What is Robots.txt and how to configure it?

Chandra Shekar

If you are into tech and the web, or if you manage an online webpage, it is imperative to understand what a robots.txt file is and how to configure it. This file plays an important role in helping businesses operate efficiently on the web. Here we will cover all the necessary topics so that you fully understand what the robot.txt is. Let us begin!

What is the robots.txt file?

For Google to crawl the pages of your website that you deem important, you need to have a robots.txt file in your domain. This will let Google know what content they should access and index on their search engine.

Furthermore, the robots.txt file is also used to block Google bots from accessing specific parts of our website that we don’t want to be indexed by search engines.

According to Google, this is the exact definition of robots.txt: “A robots.txt file is a file that sits in the root of a site and indicates which parts you don’t want search engine crawlers to access. The file uses the Robot Exclusion Standard, which is a protocol with a small set of commands that can be used to indicate access to the website by section and by specific types of web crawlers.”

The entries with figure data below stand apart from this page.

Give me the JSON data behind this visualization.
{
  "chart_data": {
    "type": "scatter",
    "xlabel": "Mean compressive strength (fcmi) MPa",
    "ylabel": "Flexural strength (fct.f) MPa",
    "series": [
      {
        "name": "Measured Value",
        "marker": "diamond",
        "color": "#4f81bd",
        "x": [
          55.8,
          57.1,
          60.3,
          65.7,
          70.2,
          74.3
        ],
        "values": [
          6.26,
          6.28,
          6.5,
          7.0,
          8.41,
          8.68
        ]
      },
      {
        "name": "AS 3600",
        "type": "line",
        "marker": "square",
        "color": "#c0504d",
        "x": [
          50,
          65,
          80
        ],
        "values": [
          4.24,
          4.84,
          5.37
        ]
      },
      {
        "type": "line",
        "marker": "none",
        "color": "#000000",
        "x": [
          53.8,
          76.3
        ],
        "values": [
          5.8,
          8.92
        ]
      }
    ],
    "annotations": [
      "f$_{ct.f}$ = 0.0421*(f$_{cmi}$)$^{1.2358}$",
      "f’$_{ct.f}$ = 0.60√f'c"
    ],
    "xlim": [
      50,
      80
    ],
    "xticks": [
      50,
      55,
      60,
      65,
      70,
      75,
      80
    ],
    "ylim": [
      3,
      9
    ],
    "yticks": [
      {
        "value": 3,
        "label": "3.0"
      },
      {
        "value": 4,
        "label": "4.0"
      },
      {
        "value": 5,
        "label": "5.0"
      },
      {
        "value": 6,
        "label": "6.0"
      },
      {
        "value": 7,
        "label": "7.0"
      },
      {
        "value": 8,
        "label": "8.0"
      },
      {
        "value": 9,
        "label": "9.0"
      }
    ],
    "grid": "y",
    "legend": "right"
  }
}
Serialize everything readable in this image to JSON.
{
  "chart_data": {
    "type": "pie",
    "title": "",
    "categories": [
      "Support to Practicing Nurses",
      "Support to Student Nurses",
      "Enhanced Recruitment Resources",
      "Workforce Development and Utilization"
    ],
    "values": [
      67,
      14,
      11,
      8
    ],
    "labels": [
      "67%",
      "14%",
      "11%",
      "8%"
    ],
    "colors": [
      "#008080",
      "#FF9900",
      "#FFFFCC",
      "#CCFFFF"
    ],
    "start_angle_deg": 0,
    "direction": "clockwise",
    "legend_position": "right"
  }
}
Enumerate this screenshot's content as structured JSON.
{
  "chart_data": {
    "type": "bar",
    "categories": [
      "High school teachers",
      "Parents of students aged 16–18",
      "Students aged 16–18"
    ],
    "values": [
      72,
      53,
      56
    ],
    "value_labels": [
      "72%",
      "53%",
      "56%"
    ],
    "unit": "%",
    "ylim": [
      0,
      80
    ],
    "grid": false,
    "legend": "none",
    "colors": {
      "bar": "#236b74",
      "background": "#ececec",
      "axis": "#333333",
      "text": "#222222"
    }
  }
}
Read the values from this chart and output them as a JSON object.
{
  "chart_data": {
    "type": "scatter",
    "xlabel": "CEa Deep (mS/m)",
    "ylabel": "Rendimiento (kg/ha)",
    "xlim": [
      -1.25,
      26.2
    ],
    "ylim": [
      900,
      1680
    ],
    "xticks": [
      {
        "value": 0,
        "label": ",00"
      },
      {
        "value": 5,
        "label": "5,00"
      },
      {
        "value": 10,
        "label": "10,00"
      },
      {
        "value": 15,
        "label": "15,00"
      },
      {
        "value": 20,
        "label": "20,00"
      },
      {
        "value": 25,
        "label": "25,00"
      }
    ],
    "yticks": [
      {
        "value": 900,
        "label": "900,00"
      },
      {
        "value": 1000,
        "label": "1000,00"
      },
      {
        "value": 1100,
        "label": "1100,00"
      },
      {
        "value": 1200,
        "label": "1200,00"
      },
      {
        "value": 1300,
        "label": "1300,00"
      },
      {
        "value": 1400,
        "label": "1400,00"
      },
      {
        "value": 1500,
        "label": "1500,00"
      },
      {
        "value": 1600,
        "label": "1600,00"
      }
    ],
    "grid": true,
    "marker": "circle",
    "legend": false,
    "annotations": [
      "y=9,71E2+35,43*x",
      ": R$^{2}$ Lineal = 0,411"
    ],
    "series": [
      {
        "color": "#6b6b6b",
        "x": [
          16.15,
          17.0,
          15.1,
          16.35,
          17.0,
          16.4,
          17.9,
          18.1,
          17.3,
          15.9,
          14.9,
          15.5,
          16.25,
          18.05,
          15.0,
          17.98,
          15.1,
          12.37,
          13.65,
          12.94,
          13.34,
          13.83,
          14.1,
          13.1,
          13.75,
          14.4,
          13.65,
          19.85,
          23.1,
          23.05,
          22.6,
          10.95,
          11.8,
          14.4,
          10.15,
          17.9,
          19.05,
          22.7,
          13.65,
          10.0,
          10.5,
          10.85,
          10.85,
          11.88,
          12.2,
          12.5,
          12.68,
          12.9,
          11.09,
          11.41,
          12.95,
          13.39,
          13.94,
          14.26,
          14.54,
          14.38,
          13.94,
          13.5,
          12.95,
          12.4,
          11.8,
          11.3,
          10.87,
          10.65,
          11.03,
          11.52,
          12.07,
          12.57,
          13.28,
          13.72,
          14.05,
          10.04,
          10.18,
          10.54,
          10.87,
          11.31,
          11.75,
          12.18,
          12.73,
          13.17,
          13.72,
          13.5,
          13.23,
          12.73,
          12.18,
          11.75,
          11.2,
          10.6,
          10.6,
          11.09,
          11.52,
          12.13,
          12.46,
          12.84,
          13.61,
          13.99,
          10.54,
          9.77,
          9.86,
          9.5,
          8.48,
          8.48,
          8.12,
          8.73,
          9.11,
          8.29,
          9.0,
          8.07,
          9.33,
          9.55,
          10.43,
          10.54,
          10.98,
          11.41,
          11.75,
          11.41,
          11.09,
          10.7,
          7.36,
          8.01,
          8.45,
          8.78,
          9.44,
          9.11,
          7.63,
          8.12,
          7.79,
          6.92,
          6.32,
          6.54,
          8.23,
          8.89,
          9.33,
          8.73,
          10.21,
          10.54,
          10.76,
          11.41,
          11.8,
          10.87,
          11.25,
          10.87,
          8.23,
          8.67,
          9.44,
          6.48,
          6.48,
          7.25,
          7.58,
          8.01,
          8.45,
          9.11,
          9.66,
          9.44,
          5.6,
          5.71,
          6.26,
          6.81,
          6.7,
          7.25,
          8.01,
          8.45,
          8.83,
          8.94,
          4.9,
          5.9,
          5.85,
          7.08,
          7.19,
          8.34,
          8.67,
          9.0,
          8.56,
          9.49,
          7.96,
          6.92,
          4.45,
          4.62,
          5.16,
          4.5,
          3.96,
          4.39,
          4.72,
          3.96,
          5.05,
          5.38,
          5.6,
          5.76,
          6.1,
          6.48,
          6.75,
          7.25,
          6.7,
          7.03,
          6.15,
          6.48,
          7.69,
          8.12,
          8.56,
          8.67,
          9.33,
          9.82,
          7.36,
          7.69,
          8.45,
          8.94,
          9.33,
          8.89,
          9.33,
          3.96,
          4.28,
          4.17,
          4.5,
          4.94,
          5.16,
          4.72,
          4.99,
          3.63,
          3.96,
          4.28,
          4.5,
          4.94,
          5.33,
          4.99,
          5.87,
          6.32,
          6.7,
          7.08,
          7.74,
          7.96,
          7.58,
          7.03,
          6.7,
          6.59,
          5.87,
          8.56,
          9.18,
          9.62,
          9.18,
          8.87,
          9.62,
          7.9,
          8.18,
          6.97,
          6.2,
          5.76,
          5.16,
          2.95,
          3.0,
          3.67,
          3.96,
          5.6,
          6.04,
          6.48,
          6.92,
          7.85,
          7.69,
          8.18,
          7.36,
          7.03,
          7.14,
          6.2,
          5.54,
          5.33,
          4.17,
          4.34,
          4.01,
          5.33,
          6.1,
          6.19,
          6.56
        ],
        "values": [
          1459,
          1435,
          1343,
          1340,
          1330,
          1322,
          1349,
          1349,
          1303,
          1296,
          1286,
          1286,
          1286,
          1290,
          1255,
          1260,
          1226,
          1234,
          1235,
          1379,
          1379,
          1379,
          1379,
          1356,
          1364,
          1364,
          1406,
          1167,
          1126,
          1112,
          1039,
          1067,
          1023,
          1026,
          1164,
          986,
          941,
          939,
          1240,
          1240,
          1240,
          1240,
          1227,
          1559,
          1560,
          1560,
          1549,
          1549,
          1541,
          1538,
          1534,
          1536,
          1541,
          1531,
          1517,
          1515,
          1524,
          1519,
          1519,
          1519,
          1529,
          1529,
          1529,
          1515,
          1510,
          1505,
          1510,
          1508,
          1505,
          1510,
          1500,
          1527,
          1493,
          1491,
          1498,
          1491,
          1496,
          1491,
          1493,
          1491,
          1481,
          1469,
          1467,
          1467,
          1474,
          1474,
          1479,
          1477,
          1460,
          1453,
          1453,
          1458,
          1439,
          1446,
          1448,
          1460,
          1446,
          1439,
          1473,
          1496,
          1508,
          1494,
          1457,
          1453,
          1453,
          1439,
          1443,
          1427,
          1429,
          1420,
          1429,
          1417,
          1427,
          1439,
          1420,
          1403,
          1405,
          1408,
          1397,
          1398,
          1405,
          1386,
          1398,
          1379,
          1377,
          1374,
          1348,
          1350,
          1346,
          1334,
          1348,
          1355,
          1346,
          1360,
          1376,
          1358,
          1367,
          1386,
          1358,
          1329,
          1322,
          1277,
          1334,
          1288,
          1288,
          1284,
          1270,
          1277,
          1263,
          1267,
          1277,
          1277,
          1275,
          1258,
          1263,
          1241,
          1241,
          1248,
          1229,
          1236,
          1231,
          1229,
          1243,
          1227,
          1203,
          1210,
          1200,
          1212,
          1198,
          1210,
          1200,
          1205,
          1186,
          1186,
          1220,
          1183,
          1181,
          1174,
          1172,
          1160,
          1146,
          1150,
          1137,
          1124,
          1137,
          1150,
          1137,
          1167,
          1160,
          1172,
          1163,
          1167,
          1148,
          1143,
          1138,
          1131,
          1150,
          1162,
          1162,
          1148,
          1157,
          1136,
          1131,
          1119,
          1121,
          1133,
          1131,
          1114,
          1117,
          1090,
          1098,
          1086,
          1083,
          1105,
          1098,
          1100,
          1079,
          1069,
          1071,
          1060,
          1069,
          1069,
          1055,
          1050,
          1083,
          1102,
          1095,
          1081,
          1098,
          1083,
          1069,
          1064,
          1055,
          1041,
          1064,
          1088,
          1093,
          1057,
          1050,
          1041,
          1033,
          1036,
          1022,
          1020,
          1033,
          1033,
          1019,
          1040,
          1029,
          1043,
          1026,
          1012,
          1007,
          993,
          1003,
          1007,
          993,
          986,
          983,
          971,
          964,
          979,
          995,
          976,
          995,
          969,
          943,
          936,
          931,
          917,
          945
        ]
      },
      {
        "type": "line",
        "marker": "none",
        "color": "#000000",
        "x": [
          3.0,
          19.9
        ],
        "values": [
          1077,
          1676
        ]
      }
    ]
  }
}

What is the robots txt file for?

In addition to the main function of the robot.txt, here we tell you about its specialties:

Control access to image files: A robot.txt file prevents images from the web from appearing as individual search results.

Control access to web pages: In addition to blocking access to restricted or irrelevant pages, it also helps the server not be overwhelmed by the number of results.

Block access to resource files: Robots.txt can also block access to unimportant style files and commands.

How does robots.txt work?

Robots.txt works in a much simpler way than one might imagine.

Let’s start from the fact that they are lines of code that give recommendations, not orders, to Google robots to explain what to review and what not.

Robots.txt Commands

In order to create a robots.txt file and to understand how it works, you need to know the 4 commands. Here we present them to you:

Disallow Command

This command is in charge of deciding which pages should not be included in the search results in the SERP.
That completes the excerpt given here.